Child soldier "nightmare" imminent in South Sudan, warns Unicef
What you need to know:
Some 16,000 children have been recruited into armed groups since December 2013, Unicef says, when civil war erupted between troops loyal to President Salva Kiir and those backing former vice president Riek Machar.
Forces attacking villages often grab children and force them, at gunpoint, to fight, rights groups say.
Others join to save themselves from being beaten or killed and to protect their communities.
A spike in the forced recruitment of child soldiers in South Sudan could be imminent, the United Nations' children's agency said on Friday, amid fears that the world's youngest nation is on the brink of renewed civil war.
Despite an August 2015 peace deal, fierce fighting broke out in the capital Juba last month, killing hundreds of people.
"At this precarious stage in South Sudan's short history, Unicef fears that a further spike in child recruitment could be imminent," Unicef's deputy executive director Justin Forsyth said in a statement after visiting South Sudan.
"The dream we all shared for the children of this young country has become a nightmare."
Some 16,000 children have been recruited into armed groups since December 2013, Unicef says, when civil war erupted between troops loyal to President Salva Kiir and those backing former vice president Riek Machar.
More than one in five of South Sudan's 11 million people has fled their homes as a result of the ethnically charged war.
Forces attacking villages often grab children and force them, at gunpoint, to fight, rights groups say.
Others join to save themselves from being beaten or killed and to protect their communities.
Half of children in South Sudan do not go to school -- the highest proportion in the world, Unicef said.
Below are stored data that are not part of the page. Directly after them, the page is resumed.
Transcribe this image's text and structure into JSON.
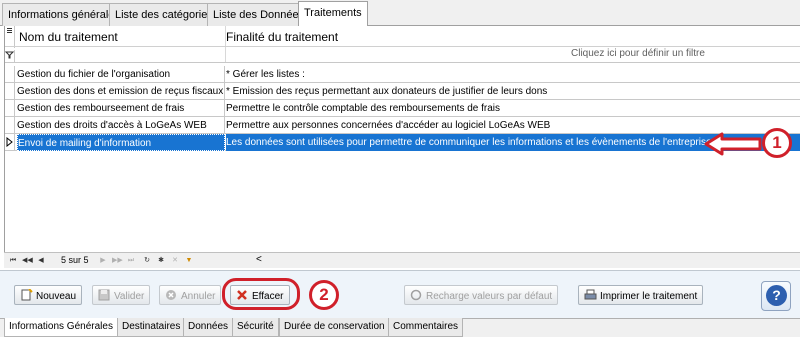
{
  "top_tabs": [
    {
      "label": "Informations générales"
    },
    {
      "label": "Liste des catégories"
    },
    {
      "label": "Liste des Données"
    },
    {
      "label": "Traitements"
    }
  ],
  "grid": {
    "col1_header": "Nom du traitement",
    "col2_header": "Finalité du traitement",
    "filter_hint": "Cliquez ici pour définir un filtre",
    "rows": [
      {
        "name": "Gestion du fichier de l'organisation",
        "purpose": "* Gérer les listes :"
      },
      {
        "name": "Gestion des dons et emission de reçus fiscaux",
        "purpose": "* Emission des reçus permettant aux donateurs de justifier de leurs dons"
      },
      {
        "name": "Gestion des rembourseement de frais",
        "purpose": "Permettre le contrôle comptable des remboursements de frais"
      },
      {
        "name": "Gestion des droits d'accès à LoGeAs WEB",
        "purpose": "Permettre aux personnes concernées d'accéder au logiciel LoGeAs WEB"
      },
      {
        "name": "Envoi de mailing d'information",
        "purpose": "Les données sont utilisées pour permettre de communiquer les informations et les évènements de l'entreprise."
      }
    ]
  },
  "navigator": {
    "position_text": "5 sur 5"
  },
  "toolbar": {
    "nouveau": "Nouveau",
    "valider": "Valider",
    "annuler": "Annuler",
    "effacer": "Effacer",
    "recharge": "Recharge valeurs par défaut",
    "imprimer": "Imprimer le traitement"
  },
  "bottom_tabs": [
    {
      "label": "Informations Générales"
    },
    {
      "label": "Destinataires"
    },
    {
      "label": "Données"
    },
    {
      "label": "Sécurité"
    },
    {
      "label": "Durée de conservation"
    },
    {
      "label": "Commentaires"
    }
  ],
  "annotations": {
    "one": "1",
    "two": "2"
  },
  "colors": {
    "selected_row": "#1874d2",
    "annotation": "#d0202a"
  }
}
Renewed fighting risks reversing gains made in 2015, when Unicef oversaw the release of 1,775 former child soldiers, one of the largest demobilisations of children.
Most were freed by the South Sudan Democratic Army (SSDA) Cobra Faction after its leader David Yau Yau signed a 2014 peace deal with the government.
An additional 650 children joined military forces in 2016, Unicef said, amid numerous ceasefire violations.
Machar, who resumed his role as vice president under the 2015 peace deal, withdrew from Juba with his soldiers last month and left South Sudan on Wednesday to escape government forces, his party said.
Unicef called for greater protection for women and children who have endured "horrific ordeals" in the recent fighting.
The United Nations said government soldiers and security forces executed civilians and gang-raped women and girls during and after last month's fighting. South Sudan rejected the accusations.
"The systematic use of rape, sexual exploitation and abduction as a weapon of war in South Sudan must cease, together with the impunity for all perpetrators," Forsyth said.